O en ritmo de polo, palo muy afín a la caña:
Soy la ciencia en el saber,
lo tengo experimentao.
De lo que antes huía
undebé me ha castigao.
Quise acompañar los sones de estos cantes, considerados «no jondos» por el gran Antonio Mairena, con algún aroma. Nardo, pensé. Y fui al mercado de Maravillas. Recurrí a mi amigo Mariano, pero esta vez no tuve suerte. Mariano me aclaró que ¡no era tiempo de nardos! Esta vez me hube de contentar con imaginar mi aroma preferido, el aroma de nardo.

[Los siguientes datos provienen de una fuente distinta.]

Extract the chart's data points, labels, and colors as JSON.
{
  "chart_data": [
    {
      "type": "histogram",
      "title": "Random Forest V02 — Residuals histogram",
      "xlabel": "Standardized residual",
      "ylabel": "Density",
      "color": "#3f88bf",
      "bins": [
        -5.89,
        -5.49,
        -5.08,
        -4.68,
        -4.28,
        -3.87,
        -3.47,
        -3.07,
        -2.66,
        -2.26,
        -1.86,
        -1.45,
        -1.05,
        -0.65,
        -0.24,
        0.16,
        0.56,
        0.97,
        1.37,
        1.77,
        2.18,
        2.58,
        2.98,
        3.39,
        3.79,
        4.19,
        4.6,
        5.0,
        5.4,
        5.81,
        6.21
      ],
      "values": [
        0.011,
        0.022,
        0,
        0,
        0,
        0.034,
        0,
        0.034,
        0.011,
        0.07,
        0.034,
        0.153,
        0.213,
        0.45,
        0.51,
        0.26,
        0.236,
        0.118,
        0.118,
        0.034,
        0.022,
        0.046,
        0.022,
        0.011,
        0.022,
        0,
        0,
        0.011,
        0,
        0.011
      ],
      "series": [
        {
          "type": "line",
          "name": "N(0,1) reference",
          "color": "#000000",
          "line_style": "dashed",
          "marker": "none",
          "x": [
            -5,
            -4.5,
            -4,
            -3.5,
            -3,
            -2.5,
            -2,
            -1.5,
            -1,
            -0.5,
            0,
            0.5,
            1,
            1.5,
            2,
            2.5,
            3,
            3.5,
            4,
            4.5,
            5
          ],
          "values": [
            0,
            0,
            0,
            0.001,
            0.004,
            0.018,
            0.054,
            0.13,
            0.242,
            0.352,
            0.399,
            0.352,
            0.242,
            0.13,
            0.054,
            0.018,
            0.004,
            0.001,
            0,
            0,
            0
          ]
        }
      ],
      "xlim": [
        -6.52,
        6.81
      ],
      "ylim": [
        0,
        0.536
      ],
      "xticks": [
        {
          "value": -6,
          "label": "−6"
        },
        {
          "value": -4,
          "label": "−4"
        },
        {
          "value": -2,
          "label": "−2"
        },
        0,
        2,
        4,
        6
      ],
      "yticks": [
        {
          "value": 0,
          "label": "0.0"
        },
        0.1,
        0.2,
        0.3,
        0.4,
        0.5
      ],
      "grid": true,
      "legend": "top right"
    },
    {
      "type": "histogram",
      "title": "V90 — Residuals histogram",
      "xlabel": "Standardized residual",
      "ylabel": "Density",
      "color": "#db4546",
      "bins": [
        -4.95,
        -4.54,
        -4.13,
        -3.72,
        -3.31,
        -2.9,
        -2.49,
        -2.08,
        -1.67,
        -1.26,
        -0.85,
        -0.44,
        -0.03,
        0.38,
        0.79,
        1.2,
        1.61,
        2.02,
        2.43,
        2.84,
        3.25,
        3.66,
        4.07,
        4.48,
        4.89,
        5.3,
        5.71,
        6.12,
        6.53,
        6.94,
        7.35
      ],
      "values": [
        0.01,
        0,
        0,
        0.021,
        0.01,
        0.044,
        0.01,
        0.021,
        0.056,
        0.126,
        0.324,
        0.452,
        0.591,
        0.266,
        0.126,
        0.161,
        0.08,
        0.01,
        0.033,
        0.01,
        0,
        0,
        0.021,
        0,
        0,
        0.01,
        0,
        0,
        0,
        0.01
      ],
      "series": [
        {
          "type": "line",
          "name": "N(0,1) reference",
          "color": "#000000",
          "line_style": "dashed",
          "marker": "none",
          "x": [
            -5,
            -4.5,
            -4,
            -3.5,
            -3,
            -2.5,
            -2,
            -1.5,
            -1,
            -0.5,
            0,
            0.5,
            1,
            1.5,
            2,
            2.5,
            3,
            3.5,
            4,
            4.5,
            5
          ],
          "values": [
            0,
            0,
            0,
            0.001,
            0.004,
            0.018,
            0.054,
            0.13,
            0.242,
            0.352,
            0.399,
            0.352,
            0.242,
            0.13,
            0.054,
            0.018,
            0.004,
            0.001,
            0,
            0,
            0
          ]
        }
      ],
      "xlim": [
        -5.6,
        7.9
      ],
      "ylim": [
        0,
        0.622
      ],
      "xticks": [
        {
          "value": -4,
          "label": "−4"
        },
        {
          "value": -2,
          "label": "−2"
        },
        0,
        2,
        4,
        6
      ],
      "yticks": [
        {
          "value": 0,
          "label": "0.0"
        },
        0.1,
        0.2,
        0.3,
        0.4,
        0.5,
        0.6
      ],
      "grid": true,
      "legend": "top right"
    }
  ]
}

Mi vida de joven investigador en Madrid
Yo era feliz y mi vida, igualmente feliz. No tenía tiempo para hacer muchas cosas. Quería aprender, investigar, leer y… seguir escuchando y aprendiendo flamenco de «las fuentes». Se decía que el mejor flamenco estaba en los tablaos de Madrid. No reparaba en las pequeñas dificultades de cada día. Estaba un poquito justo de dinero; viví el primer mes en Madrid gracias al dinero que tenía ahorrado para pagar el título de licenciado y que no tuve que desembolsar por haber logrado, sin buscarlo ni prestar atención, el ansiado por otros premio extraordinario de licenciatura. Recuerdo la expresión de tristeza de nuestro profesor D. Ricardo Granados Jarque cuando nos despidió a mi amigo Antonio y a mí con un expresivo y sentido: «Se nos van de la facultad los dos premios extraordinarios».
En mi primer mes resolví la incógnita de mi subsistencia los meses siguientes logrando dar algunas clases particulares, tres días a la semana, en horario nocturno (20.00-21.00 h) y una vez finalizado mi trabajo de investigación. No podía permitirme aún el ir a las fuentes del flamenco, pero ya estuve indagando dónde podría «recluirme» para oír y vivir de cerca esos sones que tanto me gustaban y emocionaban. El tablao El Duende se convirtió en mi elegido por varias razones: pequeñito, íntimo y regentado por Pastora Imperio, bailaora sevillana de raza y de vida tumultuosa en su juventud; y por su yerno, Gitanillo de Triana, matador de toros, que acompañó a Manolete hasta el día de su mortal cogida en la plaza de toros de Linares.